George Dallas tried to throw a knowing gleam into his eyes, which the perpetual motion of the decanter had rendered somewhat bleared and vacant, as he looked across at his companion, and said with a half-laugh: "You seem to take a great interest in my family, Deane?"
 
Not one whit discomposed, Philip Deane replied: "Study of character as a citizen of the world, and a general desire to hear what all gals are like. Is Miss Clare pretty?"
 
"I've only seen her once, and that not too clearly. But she struck me as being lovely."
 
"Lovely, eh? And the old man won't have you at any price? That's awkward, that is!"
 
"Awkward!" said Dallas, in a thick voice, "it's more than awkward, as he shall find! I'll be even with him--I'll--Hallo! What do you want, intruding on gentlemen's conversation?"
 
"Beg pardon, sir," said the waiter, to whom this last remark was addressed; "no offence, gentlemen, but going to shut up now! We ain't a supper-'ouse, gentlemen, and it's going on for twelve o'clock."
 
Indeed, all the other tables were vacated, so Deane rose at once and paid the bill which the waiter had laid before him.

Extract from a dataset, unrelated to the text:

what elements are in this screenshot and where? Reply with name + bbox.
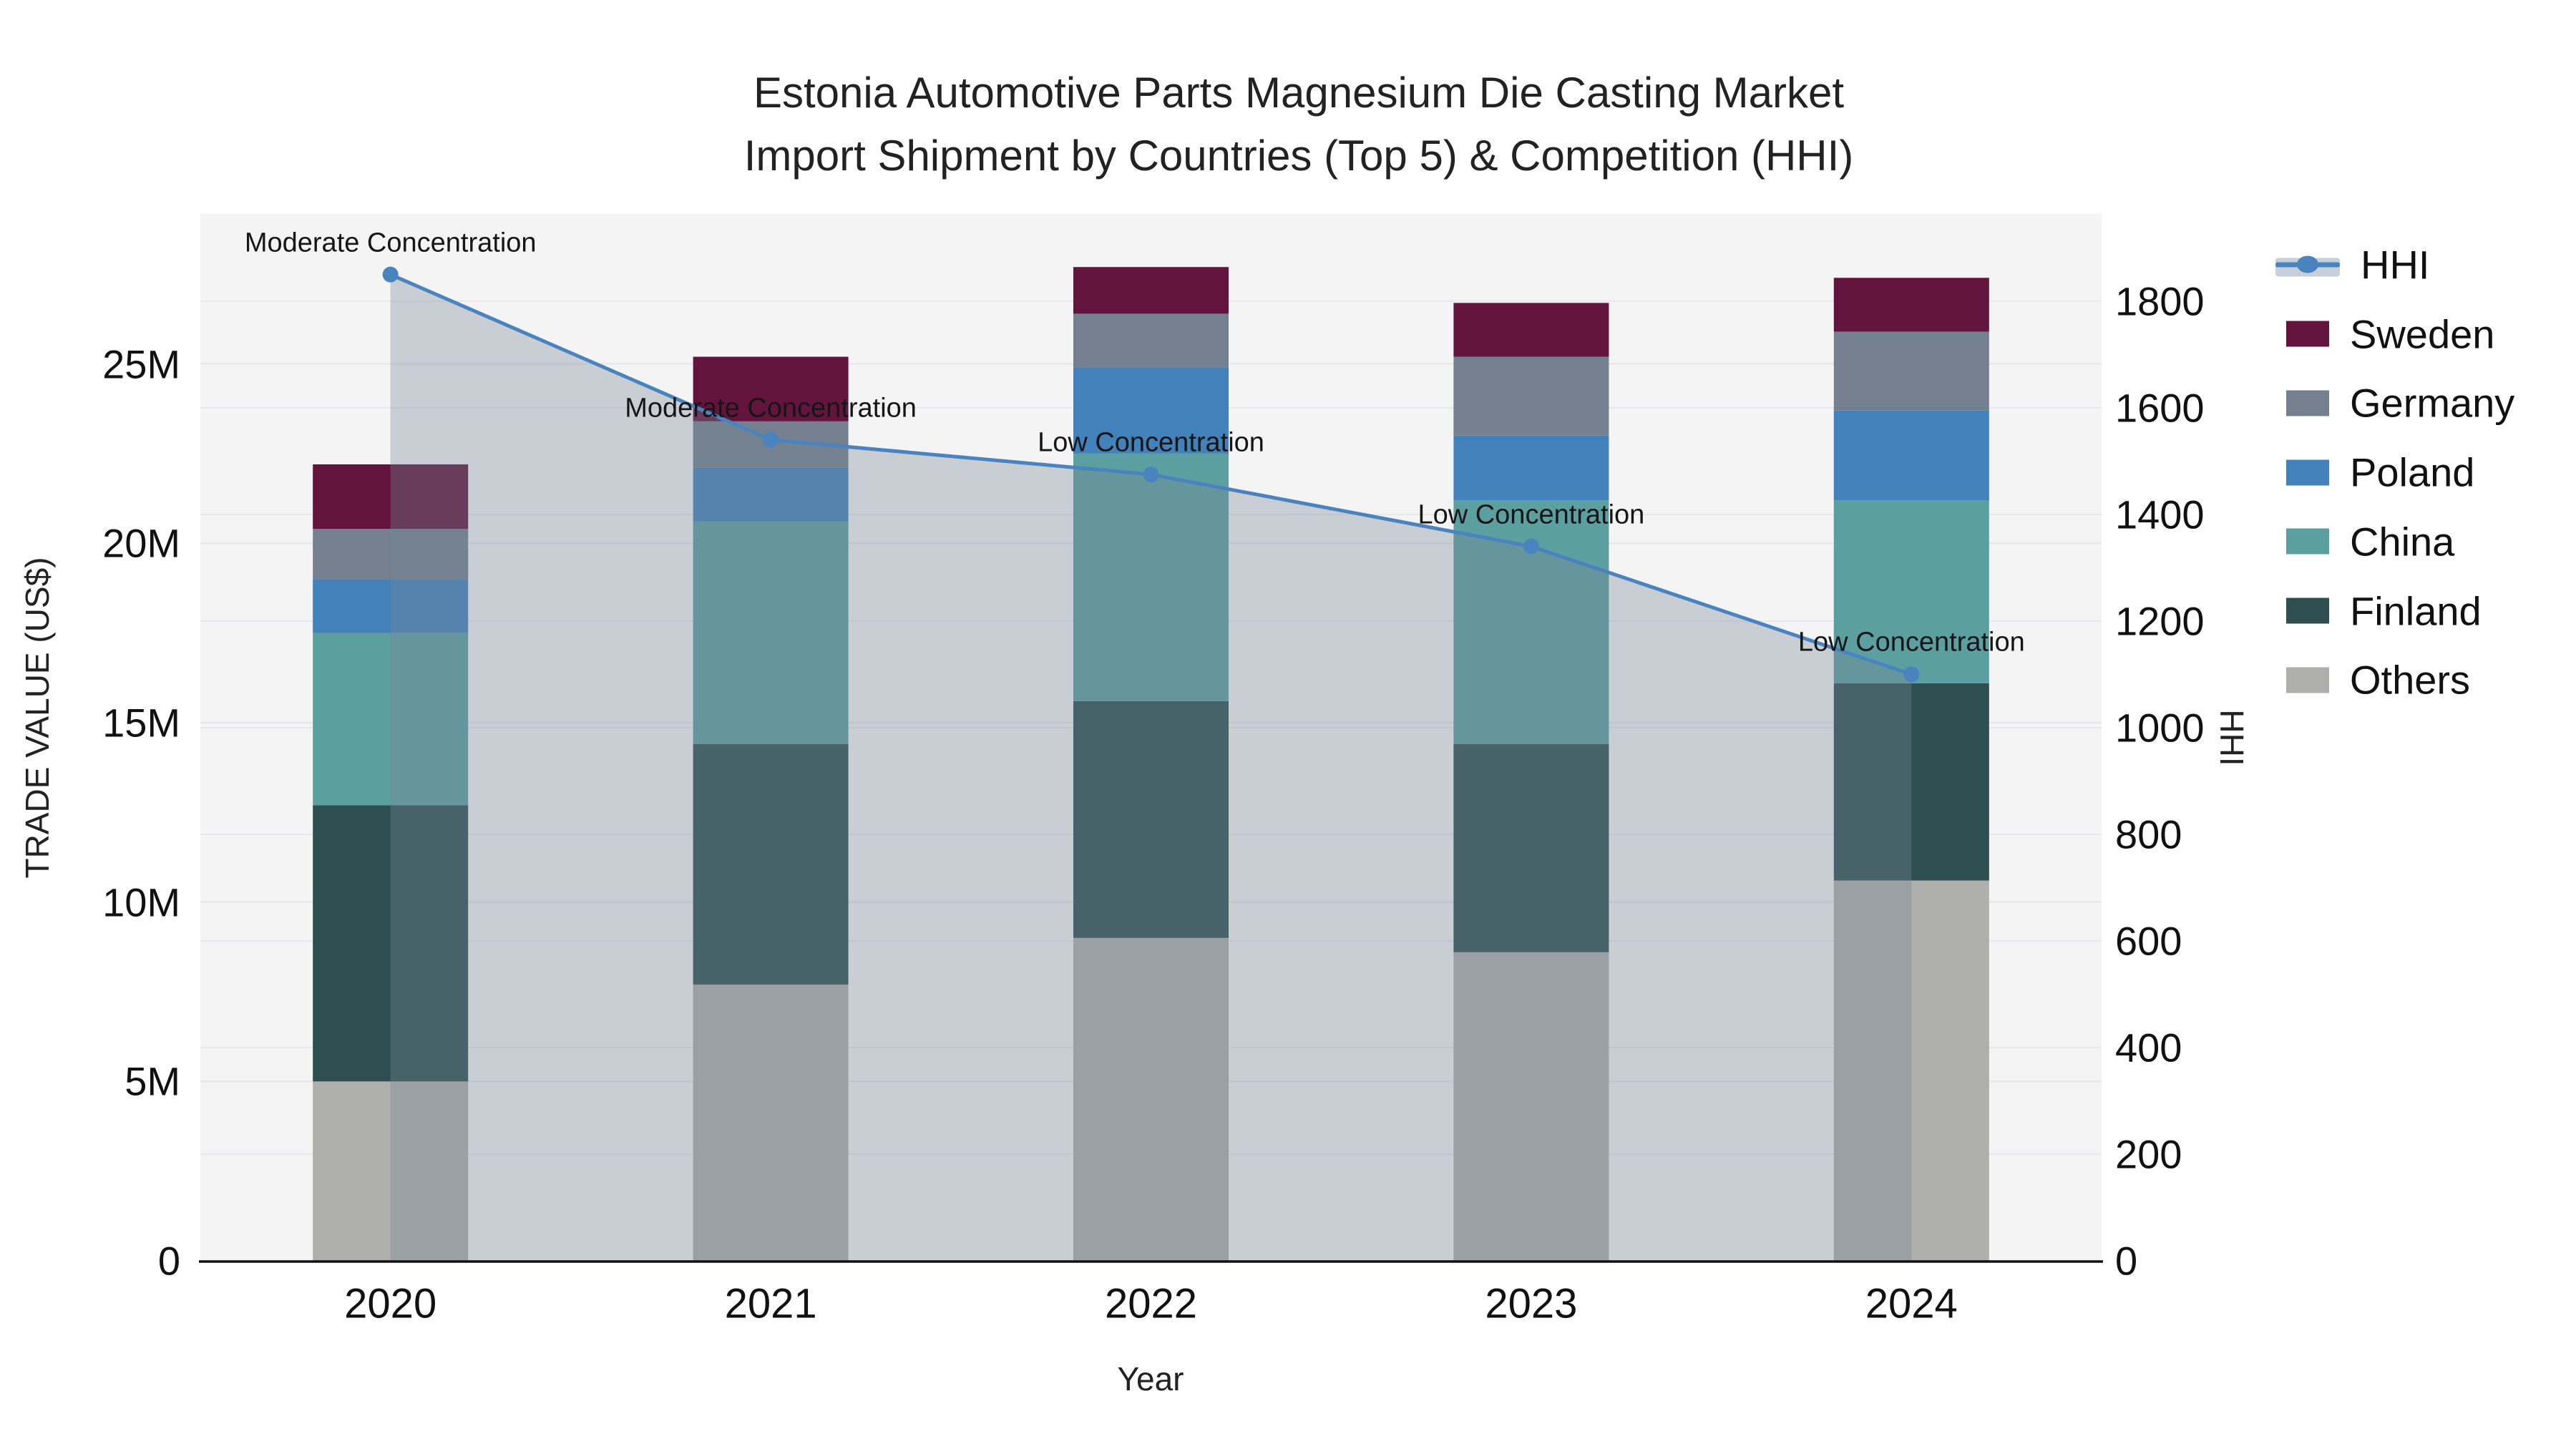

Dallas rose too with a staggering step.
 
"Coat, sir," said the waiter, handing it to him; "other arm, sir, please; gently does it, sir; that's it!" And with some little difficulty he pulled the coat on: George Dallas cursing it, and the country tailor who had made it, as he stood rocking uneasily on his heels and glaring vacantly before him.
 
"Come along, old horse," said Deane; "you'll be fixed as firm as Washington Capitol when we get into the air. Come along, and we'll go and finish the night somewhere!"
 
So saying, he tucked his companion's arm firmly within his own, and they sallied forth.